TLDR: FIFO lot depletion + cron retries = potential double-depletion. Fixed it with a DB-enforced partial unique index keyed to the snapshot date. Ran the repair runbook. Found zero rows to repair — because the lots table was empty. Best possible outcome.

the setup

We're building a supply chain dashboard for an ecommerce business — Shopify + Recharge (subscription billing, their bread and butter) orders syncing into Supabase, with inventory tracked across lots (a lot is a physical batch of product with its own cost basis).

FIFO depletion means oldest lot gets consumed first as orders ship.

The cron job that syncs orders also runs daily inventory snapshots that deplete those lots.

I also wired in bounded retry logic for Shopify and Recharge API calls — max 5 attempts, jitter on 429s and 5xx responses. Right call. Those upstream APIs are flaky.

But it opened a gap.

the risk I found

If a snapshot run fails halfway through, retries, and starts depleting lots again from the same snapshot date… it depletes them twice.

First run: take 100 units from Lot A.

Retry: doesn't know Lot A was already hit. Takes 100 more.

Phantom negative inventory. And the silent kind — no error thrown, just wrong numbers accumulating while nobody looks.

migration 042: let the database say no

The fix was a DB-enforced idempotency key.

Migration 042 added a snapshot_depletion row source with a partial unique index keyed on source_ref_id = YYYYMMDD — the snapshot date.

Every depletion write for that date either succeeds once, or Postgres rejects it on any subsequent attempt.

Not deduped in application code. Not a SELECT-before-INSERT (a classic race condition waiting to happen). Rejected at the constraint level. The database is the authority.

The pattern worth remembering:

  • Make the idempotency key deterministic — derived from the business event (the date), not a UUID minted at write time
  • Pin the uniqueness in a partial index so retries become no-ops automatically
  • Trust the DB, not your application logic

the repair runbook I didn't need

After shipping 042, I wrote a data-repair runbook. Steps 1 through 5. Assumed the double-depletion might have already run before the fix landed and that production data could be dirty.

On June 8th I ran Step 1 — read-only diagnosis, exactly as the runbook specified.

inventory_lots = 0 rows. lot_transactions = 0 rows.

The ops person at an ecommerce business who actually enters the inventory lots into the system hadn't entered any yet.

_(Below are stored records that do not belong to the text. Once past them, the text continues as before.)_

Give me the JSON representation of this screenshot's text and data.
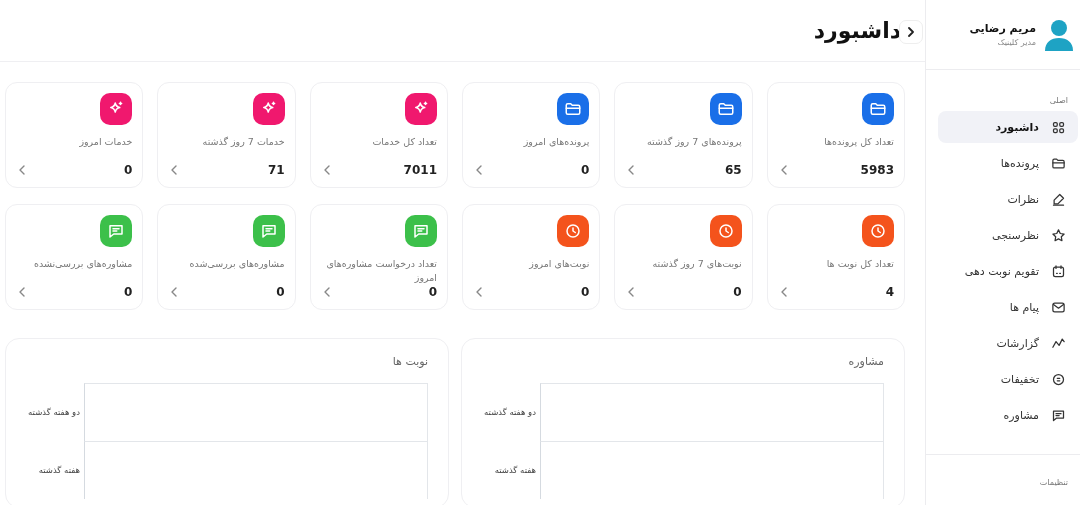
{
  "header": {
    "title": "داشبورد"
  },
  "sidebar": {
    "profile": {
      "name": "مریم رضایی",
      "role": "مدیر کلینیک"
    },
    "sections": [
      {
        "label": "اصلی",
        "items": [
          {
            "label": "داشبورد",
            "kind": "grid",
            "selected": true
          },
          {
            "label": "پرونده‌ها",
            "kind": "folder",
            "selected": false
          },
          {
            "label": "نظرات",
            "kind": "pen",
            "selected": false
          },
          {
            "label": "نظرسنجی",
            "kind": "star",
            "selected": false
          },
          {
            "label": "تقویم نوبت دهی",
            "kind": "calendar",
            "selected": false
          },
          {
            "label": "پیام ها",
            "kind": "mail",
            "selected": false
          },
          {
            "label": "گزارشات",
            "kind": "chart",
            "selected": false
          },
          {
            "label": "تخفیفات",
            "kind": "badge",
            "selected": false
          },
          {
            "label": "مشاوره",
            "kind": "chat",
            "selected": false
          }
        ]
      },
      {
        "label": "تنظیمات"
      }
    ]
  },
  "cards": [
    {
      "label": "تعداد کل پرونده‌ها",
      "value": "5983",
      "kind": "folder",
      "color": "#1a6fe8"
    },
    {
      "label": "پرونده‌های 7 روز گذشته",
      "value": "65",
      "kind": "folder",
      "color": "#1a6fe8"
    },
    {
      "label": "پرونده‌های امروز",
      "value": "0",
      "kind": "folder",
      "color": "#1a6fe8"
    },
    {
      "label": "تعداد کل خدمات",
      "value": "7011",
      "kind": "sparkle",
      "color": "#f0186e"
    },
    {
      "label": "خدمات 7 روز گذشته",
      "value": "71",
      "kind": "sparkle",
      "color": "#f0186e"
    },
    {
      "label": "خدمات امروز",
      "value": "0",
      "kind": "sparkle",
      "color": "#f0186e"
    },
    {
      "label": "تعداد کل نوبت ها",
      "value": "4",
      "kind": "clock",
      "color": "#f4531c"
    },
    {
      "label": "نوبت‌های 7 روز گذشته",
      "value": "0",
      "kind": "clock",
      "color": "#f4531c"
    },
    {
      "label": "نوبت‌های امروز",
      "value": "0",
      "kind": "clock",
      "color": "#f4531c"
    },
    {
      "label": "تعداد درخواست مشاوره‌های امروز",
      "value": "0",
      "kind": "chat",
      "color": "#3cc04a"
    },
    {
      "label": "مشاوره‌های بررسی‌شده",
      "value": "0",
      "kind": "chat",
      "color": "#3cc04a"
    },
    {
      "label": "مشاوره‌های بررسی‌نشده",
      "value": "0",
      "kind": "chat",
      "color": "#3cc04a"
    }
  ],
  "charts": [
    {
      "title": "مشاوره",
      "labels": [
        "دو هفته گذشته",
        "هفته گذشته"
      ]
    },
    {
      "title": "نوبت ها",
      "labels": [
        "دو هفته گذشته",
        "هفته گذشته"
      ]
    }
  ]
}
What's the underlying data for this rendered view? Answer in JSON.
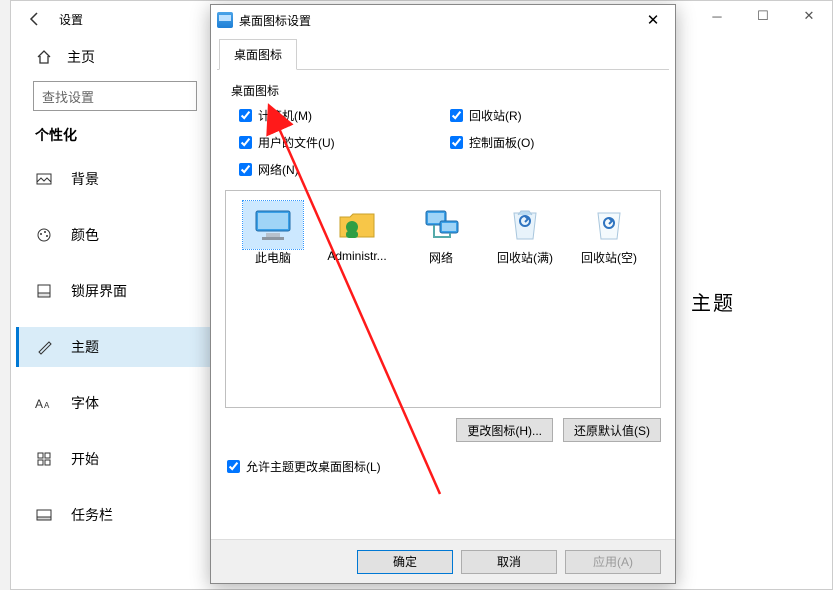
{
  "bgwin": {
    "title": "设置",
    "home": "主页",
    "searchPlaceholder": "查找设置",
    "section": "个性化",
    "nav": [
      {
        "label": "背景"
      },
      {
        "label": "颜色"
      },
      {
        "label": "锁屏界面"
      },
      {
        "label": "主题"
      },
      {
        "label": "字体"
      },
      {
        "label": "开始"
      },
      {
        "label": "任务栏"
      }
    ],
    "contentHint": "主题"
  },
  "dialog": {
    "title": "桌面图标设置",
    "tab": "桌面图标",
    "groupLabel": "桌面图标",
    "checks": [
      {
        "label": "计算机(M)",
        "checked": true
      },
      {
        "label": "回收站(R)",
        "checked": true
      },
      {
        "label": "用户的文件(U)",
        "checked": true
      },
      {
        "label": "控制面板(O)",
        "checked": true
      },
      {
        "label": "网络(N)",
        "checked": true
      }
    ],
    "icons": [
      {
        "label": "此电脑",
        "kind": "computer",
        "selected": true
      },
      {
        "label": "Administr...",
        "kind": "userfolder",
        "selected": false
      },
      {
        "label": "网络",
        "kind": "network",
        "selected": false
      },
      {
        "label": "回收站(满)",
        "kind": "recycle-full",
        "selected": false
      },
      {
        "label": "回收站(空)",
        "kind": "recycle-empty",
        "selected": false
      }
    ],
    "btnChange": "更改图标(H)...",
    "btnRestore": "还原默认值(S)",
    "allowTheme": "允许主题更改桌面图标(L)",
    "ok": "确定",
    "cancel": "取消",
    "apply": "应用(A)"
  }
}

The FIFO subsystem was built, migration 042 was live, the bug was fixed… and there was nothing to corrupt. The runbook had nothing to repair.

why that's actually the best outcome

A bug you fix before the data arrives is worth ten you fix after.

The idempotency constraint is in the schema now. When the ops person enters the first real lot — next week, next month, whenever — any cron retry that would've silently double-depleted it will just bounce. Postgres rejects it. No alarm, no runbook, no late-night data investigation.

Build idempotency in at schema time. Key it to something deterministic. Let the database enforce it.

And if you write a repair runbook: run the diagnosis before you run anything else. The runbook's premise might already be wrong — and in this case, being wrong was the best news I could get.